== «ЖАЛОБЫ ТУРКА» (ПИСЬМО К ДРУГУ, ИНОСТРАНЦУ)»== (1829).

Автограф хранится в ИРЛИ, тетр. II. Впервые: Стихотворения Л., не вошедшие в последнее издание его сочинений. Берлин, 1862. С. 6, без заглавия и с пропуском постскриптума («Ах! Если ты меня поймешь…»). Полностью: Сочинения под ред. Висковатова, т. 1. 1889. С. 41.

В основе ст. лежит поэтическая модель, восходящая к «Песне Миньоны» И.-В.Гёте (« Kennst du das Land?..» – «Ты знаешь край…») и ставшая популярной в русской романтической поэзии (А.С.Пушкин, П.А.Вяземский, Ф.И.Тютчев, А.К.Толстой и др.). В своем традиционном воплощении это построенное на принципе романтической оппозиции описание прекрасного, но недостижимого, обетованного края, воплощенного рая на земле, главной приметой которого становится природная гармония:

Кто знает край, где небо блещет
Неизъяснимой синевой,
Где море теплою волной
Вокруг развалин тихо плещет;
Где вечный лавр и кипарис
На воле гордо разрослись;
Где пел Торквато величавый;
Где и теперь во мгле ночной
Адриатической волной
Повторены его октавы… [2; III, 96].

Л. переосмысливает эту традицию – эпитет «дикий» в первой строке, упоминание о «знойных лучах», «поблекших» рощах и лугах разрушает привычную идиллическую картину, превращает описание обетованного недостижимого «рая» в политическую инвективу (типологически близким лермонтовской трактовке мотива Гёте представляется первоначальный набросок Пушкина: «Я знаю край: там на брега /Уединенно море плещет; /Безоблачно там солнце блещет /На опаленные луга; /Дубрав не видно — степь нагая /Над морем стелется одна» [2; III, 86]. Описание пейзажа постепенно сменяется у Л. характеристикой людских взаимоотношений, тяготеющей к традиции рационалистической аллегорической поэтики («Где хитрость и беспечность злобе дань несут…»). При этом Л. отходит и от традиционного противопоставления людских взаимоотношений природе: как в окружающем мире побеждает зло (символами которого становятся привычные поэтические образы «знойных лучей» и «поблекшей природы»), так и в сердцах людей царствуют разрушительные, иссушающие душу, бесплодные «страсти». Антитеза героя и толпы, характерная для романтической поэтики, реализуется в ст. благодаря переосмысленному Л. мотиву «хладных умов»: заключающий в себе обобщенную характеристику эпитет «хладный» противопоставлен иссушающему бесплодному «зною»; «хлад» становится залогом твердости духа, внутренней защищенности человека от жизненных соблазнов.

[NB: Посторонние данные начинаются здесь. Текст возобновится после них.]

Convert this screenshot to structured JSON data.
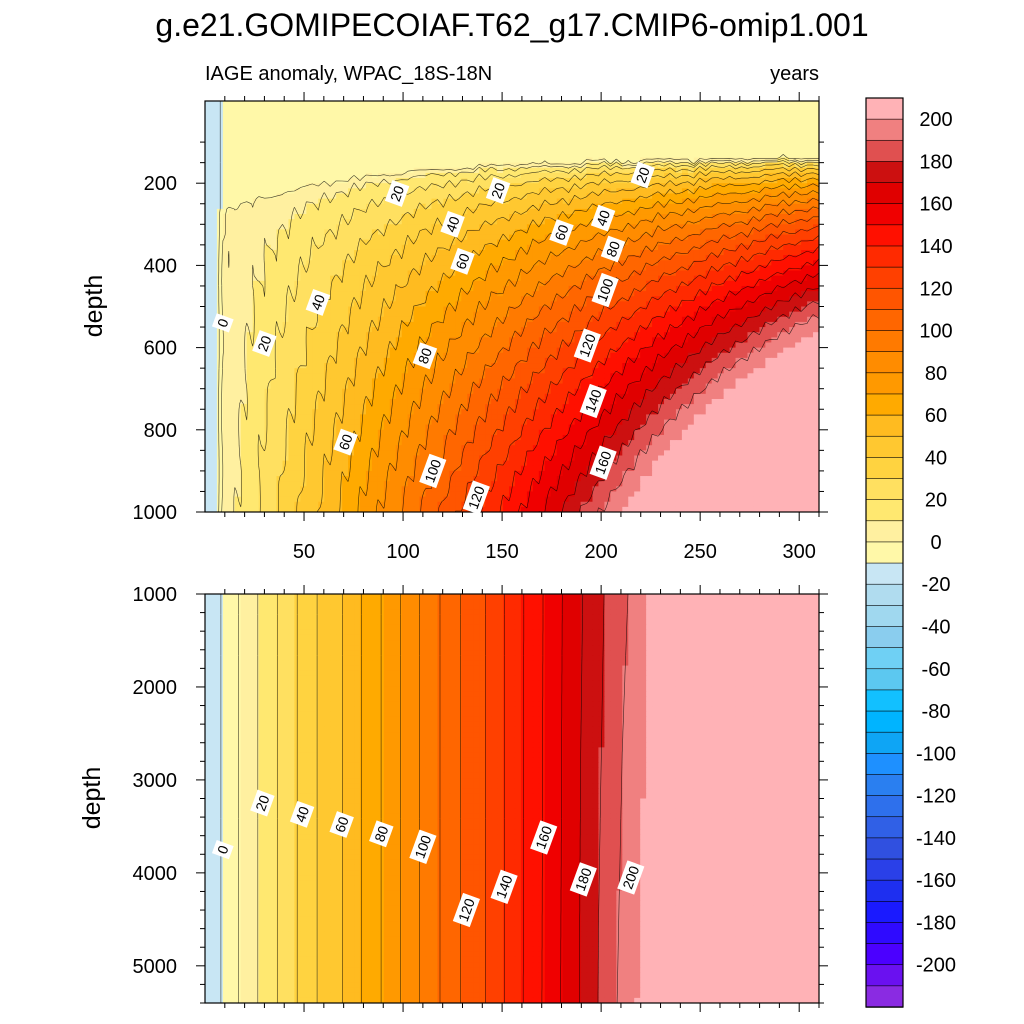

В ст. широко используется поэтическая фразеология, восходящая к самым разнообразным школам – от карамзинизма до гражданственно-обличительной, политической лирики. Эта двойственность присутствует ни на уровне «памяти жанра»: в ст. синтезируются мотивы сентиментально-предромантической «жалобы» и политической аллюзии, восходящей к традициям «восточной» тематики (т.н. «восточная повесть»). Т.о., юный Л. создает достаточно необычный, синтетический образец стихотворного дружеского послания (см. постскриптум), в котором раскрывается не только политический, но и психологический смысл: личность человека, не скованного никакой внешней силой традиции, смеющего не только писать, но и думать «наперекор, вопреки всему, что было»[1].

Лит.: 1) Подгаецкая И.Ю. «Свое» и «чужое» в поэтическом стиле. Жуковский – Лермонтов – Тютчев // Смена литературных стилей. – М.: Наука, 1974. – С. 216. 2) Пушкин А.С. Полн. собр. соч: В 16 т. – М.; Л.: Изд-во АН СССР, 1937–1959. – Т. 3, Стихотворения, 1826–1837. Кн. I. – 635с.